I have often heard the phrase, “our food system is broken.” This means a lot of different things, from the dependence of our agriculture on fossil fuels to the rising rates of obesity in America. Listening to Vandana Shiva’s talk, however, made me focus on the broken cycles of our food system.
Shiva brings up a very basic but crucial rupture in the recycling of nutrients in the food system in India: humans harvest and eat crops, but when they go to the bathroom, the released nutrients end up polluting the rivers rather than returning to the soils. Soils lose nutrients and farmers must purchase expensive fertilizers to replenish them. The break in this nutrient cycle causes two problems: river pollution and excessive fertilizer use. Shiva says that humans have to start thinking in terms of cycles and get rid of “mechanistic” thought that encourages technological fixes to agriculture.

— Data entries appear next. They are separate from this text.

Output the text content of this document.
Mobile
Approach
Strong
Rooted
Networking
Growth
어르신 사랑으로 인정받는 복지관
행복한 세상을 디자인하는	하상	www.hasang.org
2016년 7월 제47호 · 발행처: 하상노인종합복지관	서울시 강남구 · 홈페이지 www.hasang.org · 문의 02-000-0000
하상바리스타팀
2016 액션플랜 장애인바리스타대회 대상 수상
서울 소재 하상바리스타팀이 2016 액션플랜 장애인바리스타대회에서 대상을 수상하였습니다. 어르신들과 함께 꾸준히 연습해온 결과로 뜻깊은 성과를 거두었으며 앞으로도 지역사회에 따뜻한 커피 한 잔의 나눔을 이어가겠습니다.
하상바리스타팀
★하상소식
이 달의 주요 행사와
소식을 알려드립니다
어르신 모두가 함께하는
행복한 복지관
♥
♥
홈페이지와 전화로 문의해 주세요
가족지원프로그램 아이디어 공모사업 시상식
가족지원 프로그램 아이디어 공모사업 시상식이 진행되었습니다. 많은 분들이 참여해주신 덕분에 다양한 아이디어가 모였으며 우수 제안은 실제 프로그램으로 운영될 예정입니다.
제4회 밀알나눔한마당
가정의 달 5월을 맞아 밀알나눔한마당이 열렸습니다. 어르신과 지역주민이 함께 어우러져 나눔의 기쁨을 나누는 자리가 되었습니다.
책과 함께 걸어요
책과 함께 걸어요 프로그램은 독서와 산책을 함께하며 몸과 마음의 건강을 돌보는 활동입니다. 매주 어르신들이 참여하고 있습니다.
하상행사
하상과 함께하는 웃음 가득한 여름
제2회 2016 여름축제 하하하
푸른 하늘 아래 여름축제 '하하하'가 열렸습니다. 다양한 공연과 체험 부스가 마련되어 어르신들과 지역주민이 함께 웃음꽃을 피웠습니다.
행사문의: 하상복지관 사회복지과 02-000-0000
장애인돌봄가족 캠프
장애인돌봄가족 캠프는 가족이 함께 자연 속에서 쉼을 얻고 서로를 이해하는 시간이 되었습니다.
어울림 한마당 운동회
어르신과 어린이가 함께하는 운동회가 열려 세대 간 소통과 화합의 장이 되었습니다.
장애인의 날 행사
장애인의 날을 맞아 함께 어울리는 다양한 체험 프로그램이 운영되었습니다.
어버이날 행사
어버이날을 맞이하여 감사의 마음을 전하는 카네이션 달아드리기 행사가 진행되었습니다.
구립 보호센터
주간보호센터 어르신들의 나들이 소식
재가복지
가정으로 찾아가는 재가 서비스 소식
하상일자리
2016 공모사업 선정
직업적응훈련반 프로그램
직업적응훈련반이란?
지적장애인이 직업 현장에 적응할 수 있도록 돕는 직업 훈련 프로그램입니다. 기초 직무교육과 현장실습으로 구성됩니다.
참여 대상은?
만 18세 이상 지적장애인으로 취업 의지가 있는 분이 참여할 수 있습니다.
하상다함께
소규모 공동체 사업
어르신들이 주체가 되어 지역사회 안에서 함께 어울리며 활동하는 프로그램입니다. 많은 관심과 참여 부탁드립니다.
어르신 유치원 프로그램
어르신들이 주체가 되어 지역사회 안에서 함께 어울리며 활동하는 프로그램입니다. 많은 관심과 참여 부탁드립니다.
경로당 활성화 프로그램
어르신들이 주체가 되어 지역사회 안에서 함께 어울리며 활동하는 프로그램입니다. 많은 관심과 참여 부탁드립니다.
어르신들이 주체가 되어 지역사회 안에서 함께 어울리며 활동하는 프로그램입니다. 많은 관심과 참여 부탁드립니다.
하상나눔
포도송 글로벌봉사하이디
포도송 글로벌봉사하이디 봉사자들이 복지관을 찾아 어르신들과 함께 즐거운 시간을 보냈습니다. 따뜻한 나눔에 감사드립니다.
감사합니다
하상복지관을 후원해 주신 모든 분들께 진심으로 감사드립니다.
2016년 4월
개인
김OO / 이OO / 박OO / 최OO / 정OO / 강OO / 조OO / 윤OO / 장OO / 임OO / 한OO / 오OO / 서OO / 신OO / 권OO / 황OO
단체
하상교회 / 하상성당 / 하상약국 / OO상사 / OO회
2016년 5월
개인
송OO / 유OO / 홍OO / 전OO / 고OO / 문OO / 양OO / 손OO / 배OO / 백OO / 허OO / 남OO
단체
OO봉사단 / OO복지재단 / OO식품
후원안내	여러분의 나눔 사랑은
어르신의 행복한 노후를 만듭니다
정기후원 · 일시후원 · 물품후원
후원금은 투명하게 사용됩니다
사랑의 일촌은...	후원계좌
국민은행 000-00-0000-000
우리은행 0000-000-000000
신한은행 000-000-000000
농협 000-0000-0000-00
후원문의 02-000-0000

This discussion of cycles reminded me of Polyface Farm, a cow farm discussed by Michael Pollan in the Omnivore’s Dilemma. The farmer at Polyface lets his cows roam on his wide-open pastures. The cows eat the grass and their manure acts as fertilizer to help replenish the soils and grow the grass again. This farm demonstrates how agriculture can work with rather than against natural cycles. The farmer does not add inputs like fertilizer, which cost money and damage the environment, and nothing is wasted. The cows are grass fed, free ranging, and probably very happy. (The cows are not confined in small pens, living in a pile of their own manure, which, instead of acting as fertilizer, pollutes nearby bodies of water.)
I want to keep reading about sustainable farming methods that focus on closing natural loops, eliminating both inputs and waste!
I like the connection you draw between Shiva and Polyface Farm. On one level, she seems to be offering a critique of the “first-world” food narrative presented in Pollan’s book. One that has much less to do with preferences and satisfaction than with the life and death of individuals and their rural communities. But from another perspective she and Joel Salatin are both interested in closing broken loops with food systems. To put this another way, the traditional systems she espouses and the “alternative” approach to agriculture he represents have much more to do with each other than either does with the corn-based, CAFO world that dominates food in America. India meets Virginia.